Podkomisja smoleńska domaga się zwrotu wraku Tu-154M
Podkomisja smoleńska wezwała Międzynarodowy Komitet Lotniczy i rosyjską Prokuraturę Generalną do zwrotu wraku Tu-154M. Szczątki samolotu wciąż pozostają w Rosji. Opublikowane w piątek pismo w sprawie ich zwrócenia podpisał Antoni Macierewicz.
Podkomisja smoleńska zaznaczyła w piśmie skierowanym do Międzynarodowego Komitetu Lotniczego i rosyjskiej Prokuratury Generalnej, że Polska jest prawowitym właścicielem wraku, a Rosja powinna go zwrócić na mocy załącznika do Konwencji chicagowskiej po zakończeniu rosyjskiego śledztwa, czyli po 12 stycznia 2011 roku.
Andrzej Melak, który stracił brata pod Smoleńskiem, podkreślał, że Polska powinna upominać się o wrak prezydenckiego samolotu.
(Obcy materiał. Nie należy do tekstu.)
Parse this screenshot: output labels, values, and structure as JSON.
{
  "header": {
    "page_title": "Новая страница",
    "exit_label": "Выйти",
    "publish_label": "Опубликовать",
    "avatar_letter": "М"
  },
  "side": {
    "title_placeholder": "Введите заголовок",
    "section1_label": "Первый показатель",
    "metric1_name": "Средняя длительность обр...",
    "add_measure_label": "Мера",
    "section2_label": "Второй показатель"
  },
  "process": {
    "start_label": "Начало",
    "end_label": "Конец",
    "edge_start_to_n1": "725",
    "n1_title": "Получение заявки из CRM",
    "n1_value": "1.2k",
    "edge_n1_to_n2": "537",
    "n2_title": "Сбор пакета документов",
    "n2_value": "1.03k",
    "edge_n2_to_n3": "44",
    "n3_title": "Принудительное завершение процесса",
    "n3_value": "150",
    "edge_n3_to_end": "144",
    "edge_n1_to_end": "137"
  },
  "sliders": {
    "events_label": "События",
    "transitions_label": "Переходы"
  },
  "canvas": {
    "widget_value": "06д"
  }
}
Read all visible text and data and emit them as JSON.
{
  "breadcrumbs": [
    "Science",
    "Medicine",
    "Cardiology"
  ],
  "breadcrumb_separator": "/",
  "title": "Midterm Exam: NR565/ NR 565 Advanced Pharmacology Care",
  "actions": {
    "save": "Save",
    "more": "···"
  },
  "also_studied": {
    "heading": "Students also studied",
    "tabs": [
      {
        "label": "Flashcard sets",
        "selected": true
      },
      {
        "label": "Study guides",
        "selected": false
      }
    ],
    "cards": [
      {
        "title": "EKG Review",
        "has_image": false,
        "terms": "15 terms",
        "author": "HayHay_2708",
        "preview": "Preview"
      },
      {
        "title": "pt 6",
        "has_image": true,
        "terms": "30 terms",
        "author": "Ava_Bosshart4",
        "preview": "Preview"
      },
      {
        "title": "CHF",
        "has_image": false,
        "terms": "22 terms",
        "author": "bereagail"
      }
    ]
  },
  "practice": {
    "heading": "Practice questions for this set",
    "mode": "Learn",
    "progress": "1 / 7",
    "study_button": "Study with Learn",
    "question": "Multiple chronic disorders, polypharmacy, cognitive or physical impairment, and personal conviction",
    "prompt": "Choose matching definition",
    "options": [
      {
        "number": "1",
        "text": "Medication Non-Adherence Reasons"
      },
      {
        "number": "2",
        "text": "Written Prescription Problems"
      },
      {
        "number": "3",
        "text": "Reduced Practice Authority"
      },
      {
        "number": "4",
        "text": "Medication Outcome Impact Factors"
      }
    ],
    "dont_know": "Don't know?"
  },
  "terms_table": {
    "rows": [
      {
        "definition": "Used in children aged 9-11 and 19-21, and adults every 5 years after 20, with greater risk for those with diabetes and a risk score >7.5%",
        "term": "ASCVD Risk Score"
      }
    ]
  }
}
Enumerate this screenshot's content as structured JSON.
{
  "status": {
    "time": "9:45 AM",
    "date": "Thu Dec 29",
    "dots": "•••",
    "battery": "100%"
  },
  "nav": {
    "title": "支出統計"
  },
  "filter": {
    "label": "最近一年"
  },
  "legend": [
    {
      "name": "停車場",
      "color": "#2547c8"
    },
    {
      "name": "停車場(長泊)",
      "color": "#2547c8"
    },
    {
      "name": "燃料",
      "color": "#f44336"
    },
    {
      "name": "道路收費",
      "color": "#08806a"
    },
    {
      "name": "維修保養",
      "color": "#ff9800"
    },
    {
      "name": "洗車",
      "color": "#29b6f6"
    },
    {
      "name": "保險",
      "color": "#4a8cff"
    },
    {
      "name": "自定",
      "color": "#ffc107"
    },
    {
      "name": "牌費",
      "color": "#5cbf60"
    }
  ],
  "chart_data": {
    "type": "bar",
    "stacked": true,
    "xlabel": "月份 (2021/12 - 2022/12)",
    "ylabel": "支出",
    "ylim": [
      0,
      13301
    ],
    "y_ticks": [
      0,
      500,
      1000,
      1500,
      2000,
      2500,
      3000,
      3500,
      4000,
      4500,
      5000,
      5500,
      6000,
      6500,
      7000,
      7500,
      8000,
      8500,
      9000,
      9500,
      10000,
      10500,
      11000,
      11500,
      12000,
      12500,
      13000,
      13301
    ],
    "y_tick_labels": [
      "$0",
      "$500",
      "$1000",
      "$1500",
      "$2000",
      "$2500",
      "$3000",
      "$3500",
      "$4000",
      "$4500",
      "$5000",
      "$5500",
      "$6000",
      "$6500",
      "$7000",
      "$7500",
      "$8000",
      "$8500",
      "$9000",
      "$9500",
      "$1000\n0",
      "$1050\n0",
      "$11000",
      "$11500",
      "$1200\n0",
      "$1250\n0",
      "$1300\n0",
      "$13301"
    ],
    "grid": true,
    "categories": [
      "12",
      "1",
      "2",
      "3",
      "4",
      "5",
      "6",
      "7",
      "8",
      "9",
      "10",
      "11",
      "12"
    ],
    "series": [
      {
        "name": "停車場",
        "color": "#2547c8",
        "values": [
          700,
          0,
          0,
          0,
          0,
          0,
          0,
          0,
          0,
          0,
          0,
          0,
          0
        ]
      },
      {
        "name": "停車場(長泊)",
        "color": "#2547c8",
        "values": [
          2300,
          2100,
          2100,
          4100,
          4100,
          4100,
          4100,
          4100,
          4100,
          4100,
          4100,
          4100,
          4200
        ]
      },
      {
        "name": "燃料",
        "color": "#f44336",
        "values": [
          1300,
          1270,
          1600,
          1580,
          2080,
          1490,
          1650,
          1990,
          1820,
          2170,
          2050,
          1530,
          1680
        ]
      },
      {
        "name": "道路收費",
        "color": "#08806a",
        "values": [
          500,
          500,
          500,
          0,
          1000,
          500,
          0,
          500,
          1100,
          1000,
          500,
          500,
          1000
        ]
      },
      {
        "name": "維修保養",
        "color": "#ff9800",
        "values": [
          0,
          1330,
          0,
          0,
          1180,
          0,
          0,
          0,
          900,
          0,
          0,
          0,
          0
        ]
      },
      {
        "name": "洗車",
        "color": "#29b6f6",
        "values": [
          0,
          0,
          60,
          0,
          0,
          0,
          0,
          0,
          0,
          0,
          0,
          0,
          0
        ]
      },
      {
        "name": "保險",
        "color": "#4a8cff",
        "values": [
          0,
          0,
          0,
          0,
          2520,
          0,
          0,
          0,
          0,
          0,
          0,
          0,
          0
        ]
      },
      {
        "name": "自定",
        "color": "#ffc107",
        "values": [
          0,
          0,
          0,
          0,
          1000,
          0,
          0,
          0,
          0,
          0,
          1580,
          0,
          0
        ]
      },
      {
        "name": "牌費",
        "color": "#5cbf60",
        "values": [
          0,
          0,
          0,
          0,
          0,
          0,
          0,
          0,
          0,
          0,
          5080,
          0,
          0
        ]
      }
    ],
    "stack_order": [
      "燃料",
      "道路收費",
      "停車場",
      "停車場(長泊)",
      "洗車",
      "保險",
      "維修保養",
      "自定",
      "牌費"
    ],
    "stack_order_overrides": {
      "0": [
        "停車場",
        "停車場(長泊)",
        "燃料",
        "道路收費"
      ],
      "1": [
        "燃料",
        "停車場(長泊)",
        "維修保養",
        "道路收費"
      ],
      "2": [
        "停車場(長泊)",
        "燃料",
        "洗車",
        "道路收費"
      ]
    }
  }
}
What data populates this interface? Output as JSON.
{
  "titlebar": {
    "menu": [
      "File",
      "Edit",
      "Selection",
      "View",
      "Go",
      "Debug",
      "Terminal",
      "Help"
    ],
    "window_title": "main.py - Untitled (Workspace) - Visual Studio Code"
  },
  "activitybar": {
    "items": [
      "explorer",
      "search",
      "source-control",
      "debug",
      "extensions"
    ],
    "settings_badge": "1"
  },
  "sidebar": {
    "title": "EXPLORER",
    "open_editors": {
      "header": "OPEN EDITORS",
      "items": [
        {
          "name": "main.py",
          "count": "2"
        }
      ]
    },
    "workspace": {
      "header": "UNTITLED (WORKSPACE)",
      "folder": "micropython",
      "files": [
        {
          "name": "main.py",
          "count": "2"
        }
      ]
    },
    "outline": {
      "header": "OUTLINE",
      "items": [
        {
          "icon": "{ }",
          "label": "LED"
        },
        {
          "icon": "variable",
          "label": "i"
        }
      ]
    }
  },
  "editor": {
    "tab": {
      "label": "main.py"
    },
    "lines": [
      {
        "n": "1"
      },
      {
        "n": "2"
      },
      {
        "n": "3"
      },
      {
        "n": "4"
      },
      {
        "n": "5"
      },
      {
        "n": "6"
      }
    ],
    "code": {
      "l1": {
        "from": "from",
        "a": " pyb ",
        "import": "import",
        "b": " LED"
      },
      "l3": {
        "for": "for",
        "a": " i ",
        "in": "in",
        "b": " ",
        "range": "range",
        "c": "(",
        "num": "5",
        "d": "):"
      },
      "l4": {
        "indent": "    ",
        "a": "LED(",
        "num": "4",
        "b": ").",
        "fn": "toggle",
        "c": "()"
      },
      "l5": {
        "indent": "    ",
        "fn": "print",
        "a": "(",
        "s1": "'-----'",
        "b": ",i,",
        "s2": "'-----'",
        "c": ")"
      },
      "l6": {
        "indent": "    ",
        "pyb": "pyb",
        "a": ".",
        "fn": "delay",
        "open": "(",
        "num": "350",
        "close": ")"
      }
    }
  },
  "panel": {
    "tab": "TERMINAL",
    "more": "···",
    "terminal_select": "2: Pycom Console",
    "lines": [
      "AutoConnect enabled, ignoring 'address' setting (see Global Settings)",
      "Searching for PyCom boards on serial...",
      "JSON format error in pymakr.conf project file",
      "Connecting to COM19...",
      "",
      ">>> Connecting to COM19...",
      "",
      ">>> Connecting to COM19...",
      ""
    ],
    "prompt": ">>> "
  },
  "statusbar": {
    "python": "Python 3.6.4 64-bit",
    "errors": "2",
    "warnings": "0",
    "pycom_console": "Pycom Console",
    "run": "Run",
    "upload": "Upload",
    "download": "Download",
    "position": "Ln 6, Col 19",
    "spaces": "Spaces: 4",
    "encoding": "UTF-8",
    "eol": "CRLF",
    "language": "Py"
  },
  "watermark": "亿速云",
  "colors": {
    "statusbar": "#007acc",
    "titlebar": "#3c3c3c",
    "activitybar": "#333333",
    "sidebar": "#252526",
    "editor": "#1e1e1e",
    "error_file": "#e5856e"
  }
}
Nie spodziewa się jednak przychylności Rosji w tej sprawie.
– Uważam, że szans wielkich nie ma, ale oczywiście jest obowiązkiem i należy się upominać. Stosunek Rosji do tego, co się wydarzyło i jej obecne kontakty ze światem zewnętrznym po zaatakowaniu Ukrainy są takie, że nie zauważam i nie widzę w najbliższej perspektywie zmiany stanowiska Rosji. Federacja Rosyjska robi swoje i jest konsekwentna. W najlepszym przypadku, gdyby tam nastąpiła radykalna zmiana władzy, wtedy jest jakaś szansa. Przy układach, jakie są teraz w Rosji, szans raczej nie ma – mówił Andrzej Melak.
Podkomisja smoleńska wskazała, że Rosja została wezwana do oddania szczątków Tu-154M rezolucją Zgromadzenia Parlamentarnego Rady Europy, a przetrzymywanie go 11 lat po zakończeniu śledztwa jest złamaniem prawa międzynarodowego.